Tommaso insiste su questo punto con una forza un po’ sorprendente, ma ci troviamo in un luogo di affermazioni paradossali. Contrariamente a quanto succederebbe per una realtà materiale, questa presenza di Dio nelle cose non equivale a un imprigionamento: le cose non contengono Dio; è il contrario che è vero: «le cose spirituali contengono ciò in cui esse sono, così l’anima contiene il corpo. Quindi anche Dio è nelle cose come contenente le cose» (Summa Theologiæ I, q. 8, a. 1, ad. 2). Avendo precisato ciò, Tommaso non teme di aggiungere: «Dio è in tutti gli esseri e interamente in ciascuno, così come l’anima è tutt’intera in ciascuna parte del corpo» (Summa Theologiæ I, q. 8, a. 1, ad. 3). L’affermazione di partenza è dunque arricchita e precisata: dato che il conosciuto si trova nel conoscente e l’amato nell’amante, «le cose sono in Dio molto più che Dio nelle cose» (Ibi).

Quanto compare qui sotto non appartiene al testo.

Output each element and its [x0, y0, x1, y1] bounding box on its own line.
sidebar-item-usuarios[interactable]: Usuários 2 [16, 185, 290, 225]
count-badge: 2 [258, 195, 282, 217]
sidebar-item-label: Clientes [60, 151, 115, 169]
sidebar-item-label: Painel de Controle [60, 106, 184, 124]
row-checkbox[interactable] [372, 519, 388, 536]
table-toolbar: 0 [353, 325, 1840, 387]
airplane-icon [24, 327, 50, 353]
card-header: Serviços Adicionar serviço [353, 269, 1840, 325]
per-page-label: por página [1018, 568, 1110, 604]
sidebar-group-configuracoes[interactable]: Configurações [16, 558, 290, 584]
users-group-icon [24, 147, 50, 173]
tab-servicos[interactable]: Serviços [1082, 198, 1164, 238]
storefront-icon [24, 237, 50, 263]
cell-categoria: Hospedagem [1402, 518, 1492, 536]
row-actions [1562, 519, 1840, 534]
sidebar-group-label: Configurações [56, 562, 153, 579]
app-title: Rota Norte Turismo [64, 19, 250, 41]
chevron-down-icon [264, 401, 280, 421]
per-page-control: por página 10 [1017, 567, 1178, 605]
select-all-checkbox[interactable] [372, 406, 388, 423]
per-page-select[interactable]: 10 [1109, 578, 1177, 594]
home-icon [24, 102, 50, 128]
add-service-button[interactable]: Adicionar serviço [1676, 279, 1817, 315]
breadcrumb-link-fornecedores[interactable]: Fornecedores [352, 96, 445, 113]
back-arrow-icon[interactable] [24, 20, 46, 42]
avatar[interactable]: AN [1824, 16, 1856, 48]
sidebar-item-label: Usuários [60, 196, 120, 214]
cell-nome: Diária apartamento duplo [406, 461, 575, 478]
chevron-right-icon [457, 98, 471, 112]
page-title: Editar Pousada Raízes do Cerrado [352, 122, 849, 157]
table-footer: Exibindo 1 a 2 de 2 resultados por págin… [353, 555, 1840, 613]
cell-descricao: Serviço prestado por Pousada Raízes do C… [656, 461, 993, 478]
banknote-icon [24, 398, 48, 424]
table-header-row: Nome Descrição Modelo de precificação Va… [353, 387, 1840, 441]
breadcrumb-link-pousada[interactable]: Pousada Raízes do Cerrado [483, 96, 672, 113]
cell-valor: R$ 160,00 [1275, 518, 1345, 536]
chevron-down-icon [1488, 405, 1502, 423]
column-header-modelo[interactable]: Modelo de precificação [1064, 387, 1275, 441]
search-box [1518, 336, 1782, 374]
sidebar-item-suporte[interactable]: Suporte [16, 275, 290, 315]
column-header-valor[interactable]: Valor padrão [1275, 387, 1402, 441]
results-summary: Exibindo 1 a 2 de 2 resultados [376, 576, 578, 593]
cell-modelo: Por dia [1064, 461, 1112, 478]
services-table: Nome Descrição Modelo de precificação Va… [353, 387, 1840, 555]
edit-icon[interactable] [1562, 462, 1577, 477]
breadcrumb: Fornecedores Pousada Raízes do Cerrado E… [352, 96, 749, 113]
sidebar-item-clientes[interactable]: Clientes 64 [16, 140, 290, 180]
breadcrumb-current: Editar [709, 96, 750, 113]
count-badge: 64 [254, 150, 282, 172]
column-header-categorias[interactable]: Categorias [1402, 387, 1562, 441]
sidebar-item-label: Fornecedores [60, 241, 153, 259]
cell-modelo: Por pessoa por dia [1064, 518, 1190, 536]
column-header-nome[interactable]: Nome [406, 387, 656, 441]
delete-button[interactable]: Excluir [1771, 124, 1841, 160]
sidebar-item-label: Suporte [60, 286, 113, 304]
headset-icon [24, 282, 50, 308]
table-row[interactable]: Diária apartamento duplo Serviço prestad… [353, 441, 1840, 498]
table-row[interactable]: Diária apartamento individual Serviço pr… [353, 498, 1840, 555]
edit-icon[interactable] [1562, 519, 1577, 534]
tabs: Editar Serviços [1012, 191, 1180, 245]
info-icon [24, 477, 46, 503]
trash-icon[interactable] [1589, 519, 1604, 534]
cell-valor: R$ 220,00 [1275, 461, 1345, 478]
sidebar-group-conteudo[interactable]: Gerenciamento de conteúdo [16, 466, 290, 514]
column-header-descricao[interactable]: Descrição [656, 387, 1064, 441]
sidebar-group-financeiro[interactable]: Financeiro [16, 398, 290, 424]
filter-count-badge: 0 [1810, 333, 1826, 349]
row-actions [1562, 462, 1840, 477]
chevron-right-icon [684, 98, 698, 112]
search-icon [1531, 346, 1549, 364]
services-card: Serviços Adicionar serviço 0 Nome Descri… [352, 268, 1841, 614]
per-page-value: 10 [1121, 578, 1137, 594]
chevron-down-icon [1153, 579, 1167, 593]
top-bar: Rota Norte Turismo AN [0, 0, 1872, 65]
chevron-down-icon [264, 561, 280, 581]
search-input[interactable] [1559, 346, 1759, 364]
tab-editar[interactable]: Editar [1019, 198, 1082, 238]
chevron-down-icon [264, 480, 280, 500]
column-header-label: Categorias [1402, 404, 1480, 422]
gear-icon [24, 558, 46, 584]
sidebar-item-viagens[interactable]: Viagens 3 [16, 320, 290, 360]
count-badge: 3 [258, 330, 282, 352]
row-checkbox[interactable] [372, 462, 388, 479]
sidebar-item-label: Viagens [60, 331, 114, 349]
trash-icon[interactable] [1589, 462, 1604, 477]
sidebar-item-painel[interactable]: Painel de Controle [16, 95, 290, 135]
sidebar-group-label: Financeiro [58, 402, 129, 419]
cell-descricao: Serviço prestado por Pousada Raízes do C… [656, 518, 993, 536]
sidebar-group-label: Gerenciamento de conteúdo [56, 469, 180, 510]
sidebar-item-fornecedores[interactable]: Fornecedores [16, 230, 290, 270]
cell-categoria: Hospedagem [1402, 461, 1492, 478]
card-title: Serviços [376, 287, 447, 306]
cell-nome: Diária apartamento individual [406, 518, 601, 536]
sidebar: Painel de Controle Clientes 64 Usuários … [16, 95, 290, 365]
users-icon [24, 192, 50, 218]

Non è quindi se non per analogia con il mondo materiale che si dice che Dio si trova in tutte le cose. Questi paragoni sono tuttavia delicati da maneggiare; Tommaso non lo ignora e, dal momento in cui incontra il panteismo (Summa Theologiæ I, q. 3, a. 8), rigetta l’eredità dello stoicismo antico che considerava Dio come l’anima del mondo. Questo antropomorfismo relativamente grossolano non solo non è sufficiente a rendere conto in modo soddisfacente dell’immanenza di Dio alla sua creazione, ma fallisce anche completamente nel preservare la sua trascendenza. Ora, Tommaso conserva simultaneamente l’una e l’altra e, ancora meglio, si impegna a valorizzare il modo profondamente differenziato in cui Dio è presente nella sua creazione, aprendo così alla contemplazione prospettive inesauribili.